Cryogenic system freezes up to 99% of CO2 emissions from coal power plants so carbon can be stored, potentially repurposed
This August, President Obama announced an ambitious plan to reduce carbon dioxide emissions by 32 percent by 2030. BYU professor Larry Baxter is developing a technology that can actually do it.
Baxter, a chemical engineering professor, has created a system that separates carbon dioxide from other gases (and prevents it from escaping into the air) by freezing it.
And while there are other ways to curb carbon emissions, Baxter’s cryogenic carbon-capture system gobbles up 99 percent of the CO2 from emissions and costs half as much as conventional methods.
“We took a completely different approach,” says Baxter, who spun the research into a startup that is predominantly funded by government grants and employs BYU grads and interns among others. “What if we cooled down the gas to the point that the CO2 condenses out of the air?”
After his system freezes the CO2 with -130 degree Celsius temperatures, it separates the dry ice from the gas and heats everything back up. The CO2 is pressurized to become a liquid so it can be stored safely in underground aquifers or storage facilities for later use, such as enhanced oil recovery.
Industry expert Carl Bauer said Baxter’s technology is a “technological game changer for CO2 capture.”
“Cryogenic separation of gases is not a newly discovered area of science, but what Dr.

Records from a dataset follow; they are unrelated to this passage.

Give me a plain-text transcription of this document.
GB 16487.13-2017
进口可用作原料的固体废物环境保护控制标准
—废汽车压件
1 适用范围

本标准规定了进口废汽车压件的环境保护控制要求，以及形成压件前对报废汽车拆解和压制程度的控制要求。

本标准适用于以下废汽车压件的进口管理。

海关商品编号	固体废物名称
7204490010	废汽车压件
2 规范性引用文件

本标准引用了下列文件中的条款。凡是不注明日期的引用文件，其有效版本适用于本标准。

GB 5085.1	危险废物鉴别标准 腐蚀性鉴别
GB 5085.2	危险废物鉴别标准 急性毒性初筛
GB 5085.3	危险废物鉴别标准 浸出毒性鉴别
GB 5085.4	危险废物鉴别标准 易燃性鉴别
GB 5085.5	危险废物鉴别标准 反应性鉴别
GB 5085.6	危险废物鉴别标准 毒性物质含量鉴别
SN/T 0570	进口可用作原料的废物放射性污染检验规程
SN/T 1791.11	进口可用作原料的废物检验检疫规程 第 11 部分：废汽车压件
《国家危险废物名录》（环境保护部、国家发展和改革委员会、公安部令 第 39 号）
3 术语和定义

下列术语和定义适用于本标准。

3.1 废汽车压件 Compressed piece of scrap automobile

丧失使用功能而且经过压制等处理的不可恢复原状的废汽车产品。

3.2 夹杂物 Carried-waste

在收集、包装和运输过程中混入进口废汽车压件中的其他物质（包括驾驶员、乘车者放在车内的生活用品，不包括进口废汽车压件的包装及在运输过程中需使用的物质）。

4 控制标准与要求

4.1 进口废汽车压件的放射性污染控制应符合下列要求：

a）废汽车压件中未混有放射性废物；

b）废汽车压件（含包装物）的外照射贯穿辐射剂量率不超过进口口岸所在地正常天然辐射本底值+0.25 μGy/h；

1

Baxter has done is develop a new approach to the process that significantly improves the energy and economic performance of cryogenic gas separation,” said Bauer, the former director of the National Energy Technology Laboratory.
In the latest of a series of publications on the process, Baxter details the energy storage element of cryogenic carbon capture in a paper recently published in academic journal Energy.
While Baxter is confident in his technology, he hopes efforts to reduce carbon emissions in the U.S. will spur other nations to follow suit.